Ein solches hat die Hamburger Alster Research mit ihrem Research Hub gestartet. Geführt von den Vorständen Thomas Wissler und Oliver Wojahn, die von 2003 bis 2008 im Research der Berenberg Bank zusammengearbeitet haben, adressiert das Research-Haus abträgliche Folgen der Mifid-II-Reform. Wissler, der 2009 einer der Gründer von Hauck & Aufhäuser Institutional Research war und nach deren Veräußerung einen eigenen Fonds gründete, hat diese Folgen am eigenen Leib zu spüren bekommen. „Nach Inkrafttreten der Unbundling- Regeln wurden wir abrupt von institutionellem Research abgeschnitten“, so Wissler im Gespräch mit der Börsen-Zeitung. „Diese Erfahrung hat zu der Idee geführt, ein eigenes Research aufzubauen.“ Alster Research habe kein eigenes Brokerage und somit auch keine Unbundling-Themen. „Dadurch haben wir eine größere Reichweite. Wir sind nicht auf Kunden beschränkt, die für unser Research bezahlen, sondern können alle professionellen und semiprofessionellen Anleger ansprechen.“
„Umsonst und digital“
Es gebe eine wachsende Schar an unabhängigen Vermögensverwaltern, Family Offices und vergleichbaren Investoren. „Sie können sich mit Assets under Management von beispielsweise 50 Mill. Euro kein teures Research leisten“, sagte Wissler. „Bei uns erhalten sie es umsonst und digital.“ Finanziert wird das Research durch Emittenten, die für ihre Coverage bezahlen. „Für die Emittenten ist eine große Reichweite attraktiv. Es ist für sie wichtig, nicht nur eine ausgewählte Kundengruppe einer Bank zu erreichen, sondern 2000 oder vielleicht auch 3000 Anlegeradressen.

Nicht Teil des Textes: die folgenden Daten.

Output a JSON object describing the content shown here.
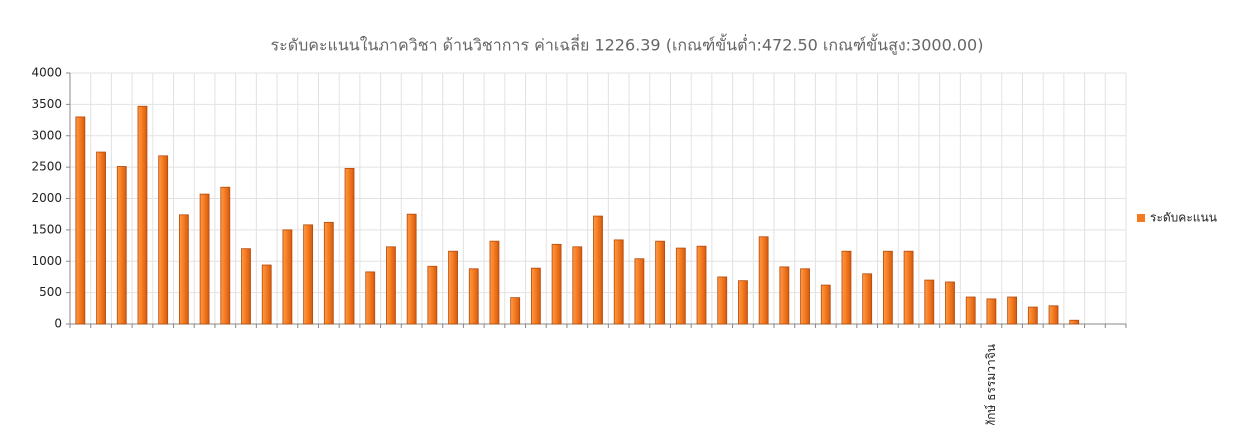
{
  "chart_data": {
    "type": "bar",
    "title": "ระดับคะแนนในภาควิชา ด้านวิชาการ ค่าเฉลี่ย 1226.39 (เกณฑ์ขั้นต่ำ:472.50 เกณฑ์ขั้นสูง:3000.00)",
    "categories": [
      null,
      null,
      null,
      null,
      null,
      null,
      null,
      null,
      null,
      null,
      null,
      null,
      null,
      null,
      null,
      null,
      null,
      null,
      null,
      null,
      null,
      null,
      null,
      null,
      null,
      null,
      null,
      null,
      null,
      null,
      null,
      null,
      null,
      null,
      null,
      null,
      null,
      null,
      null,
      null,
      null,
      null,
      null,
      null,
      "พิทักษ์ ธรรมวาจิน",
      null,
      null,
      null,
      null,
      null,
      null
    ],
    "series": [
      {
        "name": "ระดับคะแนน",
        "color": "#f47a20",
        "values": [
          3300,
          2740,
          2510,
          3470,
          2680,
          1740,
          2070,
          2180,
          1200,
          940,
          1500,
          1580,
          1620,
          2480,
          830,
          1230,
          1750,
          920,
          1160,
          880,
          1320,
          420,
          890,
          1270,
          1230,
          1720,
          1340,
          1040,
          1320,
          1210,
          1240,
          750,
          690,
          1390,
          910,
          880,
          620,
          1160,
          800,
          1160,
          1160,
          700,
          670,
          430,
          400,
          430,
          270,
          290,
          60,
          null,
          null
        ]
      }
    ],
    "ylim": [
      0,
      4000
    ],
    "yticks": [
      0,
      500,
      1000,
      1500,
      2000,
      2500,
      3000,
      3500,
      4000
    ],
    "grid": true,
    "legend": "right"
  }
}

„Vielen Firmen fehlt seit Mifid II die Sichtbarkeit bei einer großen Anzahl von Anlegern“, so Wojahn. „Denn die großen Häuser haben das Research vieler Firmen eingestellt. Vermehrt sind davon mittlerweile auch größere Unternehmen betroffen. Mit unserem Hub lösen wir beide Probleme, d.h., dass viele Investoren kein Research mehr erhalten und viele Unternehmen keine oder kaum noch Research-Coverage haben.“
Im Februar gestartet, werden auf dem Research Hub derzeit 33 Unternehmen gecovert. Die Anzahl soll Wissler zufolge bis Ende 2021 auf 50 bis 60 steigen. „Unser Ziel ist, die Anlaufstelle für deutsche und österreichische Aktien zu werden.“ Derzeit arbeiten sechs Analysten für Alster Research, weitere sollen eingestellt werden. „Wir wollen professionelles, anspruchsvolles Research anbieten“, so Wissler. Das gehe nur mit Qualität. „Unsere Analysten verfügen im Durchschnitt über deutlich mehr als zehn Jahre Berufserfahrung“, so Wojahn. „Unser mittelfristiges Ziel ist die Abdeckung von 200 deutschen Werten. Das Erreichen dieses Ziels bis Ende 2022 ist durchaus realistisch.“ Abgedeckt werden sollen Wojahn zufolge nicht nur Unternehmen, die dafür bezahlen: „Wir werden auch Unternehmen auswählen, die zwar nicht für das Research bezahlen, aber unserer Einschätzung nach für die Anleger interessant sind.“
Auf der Plattform finden Interessierte Einzelstudien. „Wir setzen nicht nur auf die traditionelle Versendung von PDFs“, so Wojahn. „Die PDFs gehen in der E-Mail-Flut oft unter.“ Außer dem Download würden zusätzliche Elemente angeboten, die nicht mit PDFs abbildbar seien, etwa Multiples, Swot-Analysen, Finanzdaten sowie Planzahlen. In PDFs seien Multiples festgeschrieben, sagt Wissler. „Auf unserem Hub können Anleger dagegen aktuelle Multiples in Echtzeit verfolgen.“ Es gebe viele weitere Elemente, so etwa einen Stock Screener, mit dem beispielsweise nach Unternehmen mit großem Umsatzanteil in China gesucht werden könne. Solche Daten könne man zwar auch bei den großen Finanzinformationsanbietern erhalten, aber eben nicht kostenlos.